I’d rather be doing something else right now, but I’m writing.

I’d rather be making something right now, exploring one of the 74 ideas I just thought of, or going on an adventure. But I’m writing.

My least favorite subject in school was English. I loved the teachers, I still remember the books we read, but I hated writing the essays. I increased the required double spacing to 2.1 and found the fonts that made a 1.5 page essay into 2 pages. In college, I jumped through hoops to get a writing requirement paired with my ceramics class so I could get away with writing as little as possible. 

It’s just hard for me to sit and write out thoughts. Not because I’m void of reflections, ideas, or my own “aha moments,” I’m just not wired with the desire or discipline to sit still long enough to find the right words to untangle scattered thoughts into something that’s comprehensible. Writing requires you to slow down, think through one thing at a time, and in this exact moment I’m thinking through this week’s meal prep, materials I need to get for an outdoor planter I’m making, advent devotional content I need to do for work, freelance projects for the week, laundry I need to do before my son’s swim class tonight, and… you get the idea. I’m sure that triggered your own to-do list while you’re slowing down enough to read this. Slowing down and focusing is hard, it takes practice, and it’s not how we operate in 2022 anymore. 

Because I’m not naturally inclined to write and I’m out of practice in the art of slowing down, everything I type out I doubt. After every thought, I circle through the same questions: Does this even make sense? Where did I miss the Oxford comma? Now that I’ve put words to thoughts and ideas, does it even matter? Does anyone care?

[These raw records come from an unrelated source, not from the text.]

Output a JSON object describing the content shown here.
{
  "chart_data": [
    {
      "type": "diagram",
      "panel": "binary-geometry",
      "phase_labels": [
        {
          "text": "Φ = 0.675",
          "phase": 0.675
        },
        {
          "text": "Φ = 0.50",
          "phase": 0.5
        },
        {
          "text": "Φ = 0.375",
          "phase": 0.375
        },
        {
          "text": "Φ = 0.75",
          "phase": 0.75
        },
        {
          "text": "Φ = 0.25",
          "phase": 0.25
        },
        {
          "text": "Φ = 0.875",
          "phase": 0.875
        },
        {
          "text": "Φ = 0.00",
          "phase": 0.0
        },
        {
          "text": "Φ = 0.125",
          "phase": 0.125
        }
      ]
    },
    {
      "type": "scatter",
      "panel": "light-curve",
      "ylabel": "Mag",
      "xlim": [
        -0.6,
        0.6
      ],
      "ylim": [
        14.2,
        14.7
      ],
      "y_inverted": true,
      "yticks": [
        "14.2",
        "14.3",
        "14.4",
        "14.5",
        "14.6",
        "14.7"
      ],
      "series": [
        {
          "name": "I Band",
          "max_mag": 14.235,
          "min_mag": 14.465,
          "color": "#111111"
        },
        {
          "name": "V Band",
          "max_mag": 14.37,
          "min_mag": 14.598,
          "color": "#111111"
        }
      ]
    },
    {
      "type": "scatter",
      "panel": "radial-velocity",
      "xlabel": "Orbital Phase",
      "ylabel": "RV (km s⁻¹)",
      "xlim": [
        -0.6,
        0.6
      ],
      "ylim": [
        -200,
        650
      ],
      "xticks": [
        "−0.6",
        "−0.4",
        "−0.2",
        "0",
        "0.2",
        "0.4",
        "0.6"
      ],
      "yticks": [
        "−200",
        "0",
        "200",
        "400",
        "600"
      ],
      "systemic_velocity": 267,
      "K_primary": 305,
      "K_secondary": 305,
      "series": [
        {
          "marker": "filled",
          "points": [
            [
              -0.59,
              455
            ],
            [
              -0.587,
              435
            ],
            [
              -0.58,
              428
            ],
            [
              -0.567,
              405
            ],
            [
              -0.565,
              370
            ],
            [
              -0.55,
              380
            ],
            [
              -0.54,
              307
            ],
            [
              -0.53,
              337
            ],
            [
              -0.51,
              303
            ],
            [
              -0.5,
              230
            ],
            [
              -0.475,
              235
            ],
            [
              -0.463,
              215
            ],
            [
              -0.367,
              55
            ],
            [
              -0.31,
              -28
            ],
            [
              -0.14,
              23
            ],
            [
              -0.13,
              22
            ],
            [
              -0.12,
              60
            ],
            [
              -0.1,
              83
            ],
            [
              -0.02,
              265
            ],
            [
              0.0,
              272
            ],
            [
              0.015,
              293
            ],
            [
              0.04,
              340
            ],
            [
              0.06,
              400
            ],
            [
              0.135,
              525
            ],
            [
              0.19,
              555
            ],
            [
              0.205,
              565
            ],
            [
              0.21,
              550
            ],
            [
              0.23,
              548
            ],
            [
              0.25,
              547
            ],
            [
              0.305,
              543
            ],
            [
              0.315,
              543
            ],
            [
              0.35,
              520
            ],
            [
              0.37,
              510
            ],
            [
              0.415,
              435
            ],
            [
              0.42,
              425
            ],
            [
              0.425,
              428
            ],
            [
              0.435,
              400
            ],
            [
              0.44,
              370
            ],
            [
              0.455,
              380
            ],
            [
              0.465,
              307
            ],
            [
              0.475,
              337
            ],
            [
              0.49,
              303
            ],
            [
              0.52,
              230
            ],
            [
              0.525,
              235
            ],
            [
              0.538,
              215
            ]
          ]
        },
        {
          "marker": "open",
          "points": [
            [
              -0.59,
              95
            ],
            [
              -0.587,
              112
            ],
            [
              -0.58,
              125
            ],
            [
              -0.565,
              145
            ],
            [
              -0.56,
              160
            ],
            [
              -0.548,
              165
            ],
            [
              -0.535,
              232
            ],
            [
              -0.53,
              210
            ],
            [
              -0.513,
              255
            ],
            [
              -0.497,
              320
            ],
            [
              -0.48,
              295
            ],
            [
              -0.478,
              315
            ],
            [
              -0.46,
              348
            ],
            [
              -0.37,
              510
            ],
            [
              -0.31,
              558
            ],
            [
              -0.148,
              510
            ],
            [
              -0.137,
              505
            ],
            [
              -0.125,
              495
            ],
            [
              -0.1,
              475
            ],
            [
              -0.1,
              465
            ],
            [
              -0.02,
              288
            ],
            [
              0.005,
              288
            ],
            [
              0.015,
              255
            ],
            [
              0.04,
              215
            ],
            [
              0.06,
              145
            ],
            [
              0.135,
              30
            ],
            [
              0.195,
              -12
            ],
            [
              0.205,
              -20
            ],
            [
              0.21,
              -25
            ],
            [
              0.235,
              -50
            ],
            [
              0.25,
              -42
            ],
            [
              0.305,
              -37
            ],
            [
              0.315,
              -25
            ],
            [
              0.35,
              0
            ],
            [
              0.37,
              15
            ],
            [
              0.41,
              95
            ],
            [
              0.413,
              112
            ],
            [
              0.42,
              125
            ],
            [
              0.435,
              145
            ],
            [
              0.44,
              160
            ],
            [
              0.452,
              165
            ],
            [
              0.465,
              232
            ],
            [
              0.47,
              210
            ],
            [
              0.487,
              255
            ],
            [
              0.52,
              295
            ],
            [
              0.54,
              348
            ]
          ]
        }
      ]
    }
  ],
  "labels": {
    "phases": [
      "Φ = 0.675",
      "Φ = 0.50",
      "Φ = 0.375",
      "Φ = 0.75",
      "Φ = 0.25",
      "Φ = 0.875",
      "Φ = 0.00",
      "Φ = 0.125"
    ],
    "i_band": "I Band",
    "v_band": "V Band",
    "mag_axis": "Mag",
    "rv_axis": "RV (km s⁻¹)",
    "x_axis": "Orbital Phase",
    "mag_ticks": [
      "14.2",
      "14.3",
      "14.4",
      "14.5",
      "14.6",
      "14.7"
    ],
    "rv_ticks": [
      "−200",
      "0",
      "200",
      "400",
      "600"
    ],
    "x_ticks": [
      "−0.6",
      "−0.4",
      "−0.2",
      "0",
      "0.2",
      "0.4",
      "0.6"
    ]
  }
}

Here’s the answer I keep landing on to the later questions - I’m not sure if anyone else cares or not, but either way, it does matter. My thoughts, my process, my ideas, my journey, my heart, my perspective, my contribution to the people and the world around me matters. While I work on growing my writing muscles, I’m also growing my ability to trust my instincts, acknowledge gifts and abilities God has given me for purposes greater than me, and be unapologetic for how God has made me. I am a creative, passionate, follower of Jesus with encouragement, insight, and valuable perspective to share with others. Maybe one day I can add thoughtful, provoking writer to the list.